A property tax plan modeled after California's Proposition 13 would actually raise the taxes of many people in Carson City and throughout the state, especially new homeowners, according to critics.
The Nevada Secretary of State and county election officials are reviewing the signatures gathered by We the People, a group directed by state senate candidate Sharron Angle, to see if the petition has enough verified signatures for the November ballot.
But the plan is not what many people think, said Carson City Assessor Dave Dawley.
Angle said her plan is fair, simple and predictable. Everyone's taxes are based on the same formula and, as part of the constitution, it can't be changed by a whim of the state, though it will continue to bring in revenue the government needs.
"It's a win win win," she said.
However, Dawley said it would raise many property owners' taxes for several reasons
The main problem is that new homeowners will pay property taxes based on the full market value of their property, he said.
Under the current 2005 law, property taxes for homes built before the law took effect are based on 2002 values and can't climb more than 3 percent a year, even if they are sold. An owner with a home built after 2005 pays full property taxes the first year with a 3 percent increase for each year after.
Other properties can go up 8 percent a year.
Under the new plan, all property taxes would be based on 2003 values and could go up 2 percent a year. If the property is sold, however, the new owner pays taxes based on the full market value with a 2 percent increase each year.
New homeowners under the new plan would start at comparatively high rate in most cases, Dawley said, and they could pay hundreds, if not thousands, of dollars more in taxes a year than a neighbor in an identical house.
"This will be a windfall for a local governments," he said, "but it's going to cost taxpayers a lot."
Close to half of property owners in Carson City could see their property taxes immediately go up under the plan, he said.
Voters would have to approve the plan twice for it to become part of the state constitution in 2011.
But Carole Vilardo, president of the Nevada Taxpayers Association, said state lawmakers tried to work carefully within the law to pass the current property tax cap, and Angle's petition doesn't take into consideration the effect of the new tax on a state with fast growth and quick house sales.
"I think the initiative is problematic," Vilardo said.
Angle didn't get enough signatures in 2004 and 2006 to get similar tax-cap plans on the ballot.
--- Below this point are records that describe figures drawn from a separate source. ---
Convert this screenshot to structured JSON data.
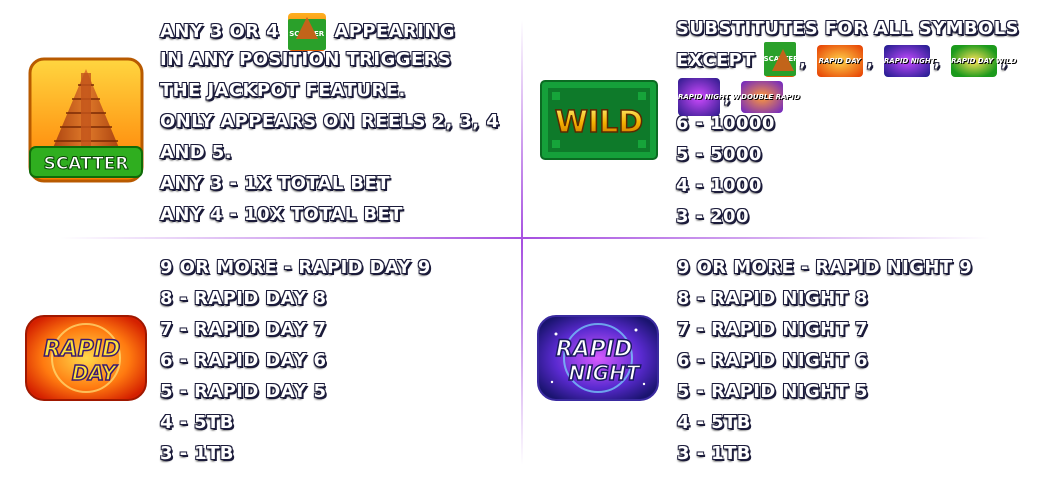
{
  "scatter": {
    "intro": "ANY 3 OR 4",
    "intro_suffix": "APPEARING",
    "icon_label": "SCATTER",
    "lines": [
      "IN ANY POSITION TRIGGERS",
      "THE JACKPOT FEATURE.",
      "ONLY APPEARS ON REELS 2, 3, 4",
      "AND 5.",
      "ANY 3 - 1X TOTAL BET",
      "ANY 4 - 10X TOTAL BET"
    ]
  },
  "wild": {
    "symbol_label": "WILD",
    "line1": "SUBSTITUTES FOR ALL SYMBOLS",
    "except_label": "EXCEPT",
    "except_icons": [
      {
        "name": "scatter",
        "text": "SCATTER"
      },
      {
        "name": "rapid-day",
        "text": "RAPID DAY"
      },
      {
        "name": "rapid-night",
        "text": "RAPID NIGHT"
      },
      {
        "name": "rapid-day-wild",
        "text": "RAPID DAY WILD"
      },
      {
        "name": "rapid-night-wild",
        "text": "RAPID NIGHT WILD"
      },
      {
        "name": "double-rapid",
        "text": "DOUBLE RAPID"
      }
    ],
    "separator": ",",
    "pays": [
      "6 - 10000",
      "5 - 5000",
      "4 - 1000",
      "3 - 200"
    ]
  },
  "rapid_day": {
    "symbol_text_1": "RAPID",
    "symbol_text_2": "DAY",
    "lines": [
      "9 OR MORE - RAPID DAY 9",
      "8 - RAPID DAY 8",
      "7 - RAPID DAY 7",
      "6 - RAPID DAY 6",
      "5 - RAPID DAY 5",
      "4 - 5TB",
      "3 - 1TB"
    ]
  },
  "rapid_night": {
    "symbol_text_1": "RAPID",
    "symbol_text_2": "NIGHT",
    "lines": [
      "9 OR MORE - RAPID NIGHT 9",
      "8 - RAPID NIGHT 8",
      "7 - RAPID NIGHT 7",
      "6 - RAPID NIGHT 6",
      "5 - RAPID NIGHT 5",
      "4 - 5TB",
      "3 - 1TB"
    ]
  },
  "colors": {
    "divider": "#a64fe0",
    "text": "#ffffff",
    "text_outline": "#1b1b3a"
  }
}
She is challenging Senate Majority Leader Bill Raggio in the Republican primary.
Washoe County Assessor Joshua Miller said a plan similar to California's Proposition 13 could be good or bad for the state, depending on how people look at it.
It will ensure that some people who have owned their homes for a long time will pay even less in property taxes, but it could also be seen, he said, as "passing tax liability to future generations."